Naik Muhammad Tariq Kayani is among the survivors. When one terrorist reaches him, he grabs his weapon and wrestles him in an attempt to overpower him. In the meantime, the second terrorist shoots Naik Kayani at point blank range. While the sickening violence is played out, a team of 102 Brigade’s QRF (Quick Response Force) reaches the camp. A ricocheting bullet wounds the team commander, Major Haseeb.
Capt Asfandyar pleads with Brigadier Inayat to let him jump into the fray. Brigadier Inayat is reluctant. He wants to wait for SSG commandoes to come and conduct the operation. But terrorists are moving quickly, methodically killing anyone and everyone. They are headed for the residential quarters of the camp. It is feared that if the terrorists manage to get there, an APS-style or an even deadlier massacre would ensue.
Brigadier Inayat relents. Capt Asfandyar drives an armoured vehicle straight into the terrorists to pinpoint their positions. He drives back safely through a hail of bullets. An assault party of 12 Punjab Regiment and 15 Baloch Regiment is quickly assembled under the command of Capt Asfandyar. The troops head straight to the mosque, where two terrorists are immediately pinned down and eliminated. As Capt Asfandyar moves to nearby barracks, two more terrorists start firing indiscriminately. But the young officer takes them down within no time.

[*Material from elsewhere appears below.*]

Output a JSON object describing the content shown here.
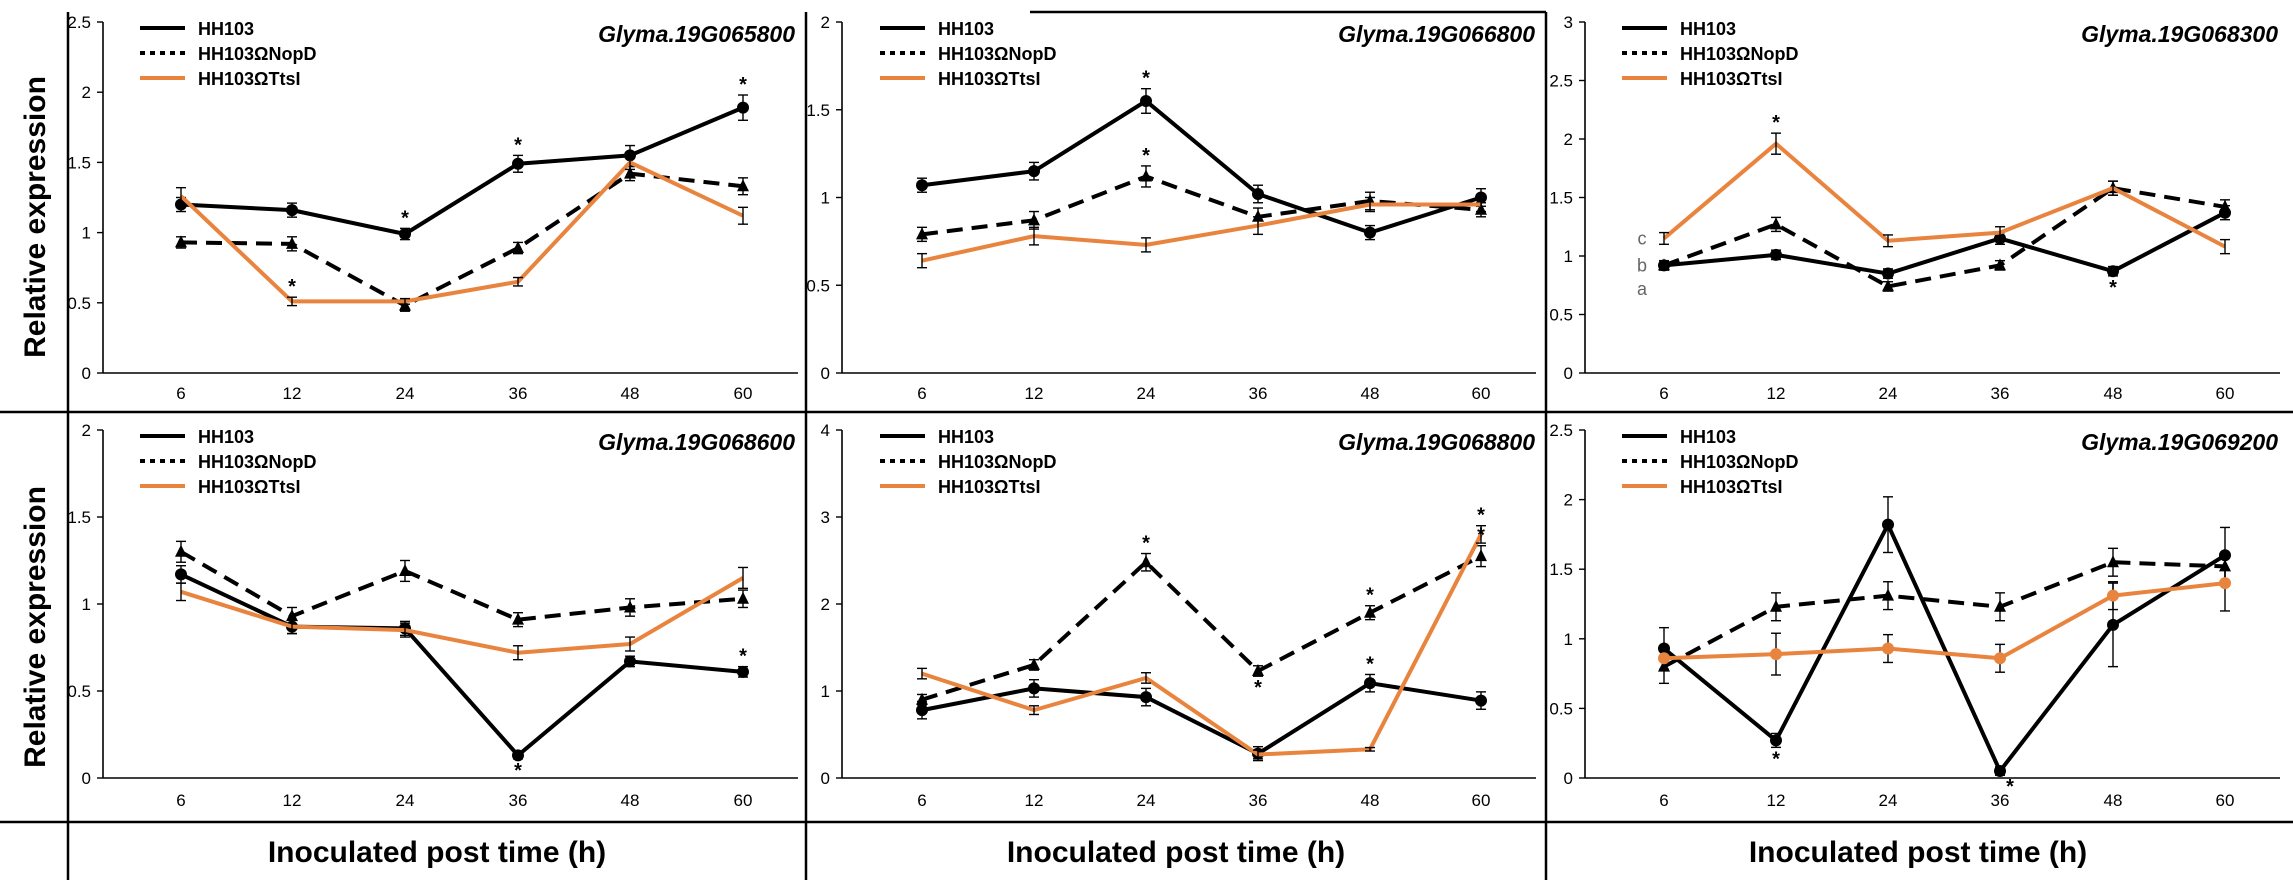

A fifth terrorist suddenly appears and charges at Capt Asfandyar who jumps to take cover behind a concrete pillar. The terrorist is firing ferociously. Capt Asfandyar doesn’t fire even a single bullet. The terrorist stops firing believing he has had his man. This is when Capt Asfandyar emerges from behind the pillar to finish the terrorist off. Around 8am, Capt Asfandyar radios to Brigadier Inayat that the mission is accomplished.
But then, suddenly the eagle-eyed officer sees movement in a barrack. Subedar Saeed volunteers, but Capt Asfandyar himself decides to lead a team into the room. He orders the troops to follow him. As he charges in, a terrorist is spotted recoiled in a corner behind furniture. He is trembling with fear, frozen and unable to fire. Capt Asfandyar, who wants to capture the terrorist alive, asks him to surrender. But the terrorist finally manages to fire. The bullets hit the floor and ricochets to hit Capt Asfandyar in the leg. The daring officer realises that the terrorist will not turn himself in. He fires a burst at the terrorist but not before the militant also fires a salvo. Capt Asfandyar is hit in the face and chest. He dies before he is evacuated to Peshawar for treatment. In this operation, Capt Asfandyar alone took down five terrorists. He is decorated with the Tamgha-e-Jurat, the fourth highest military award of Pakistan, which is awarded for extraordinary heroism in armed combat with an opposing force on Pakistan’s soil or outside its borders.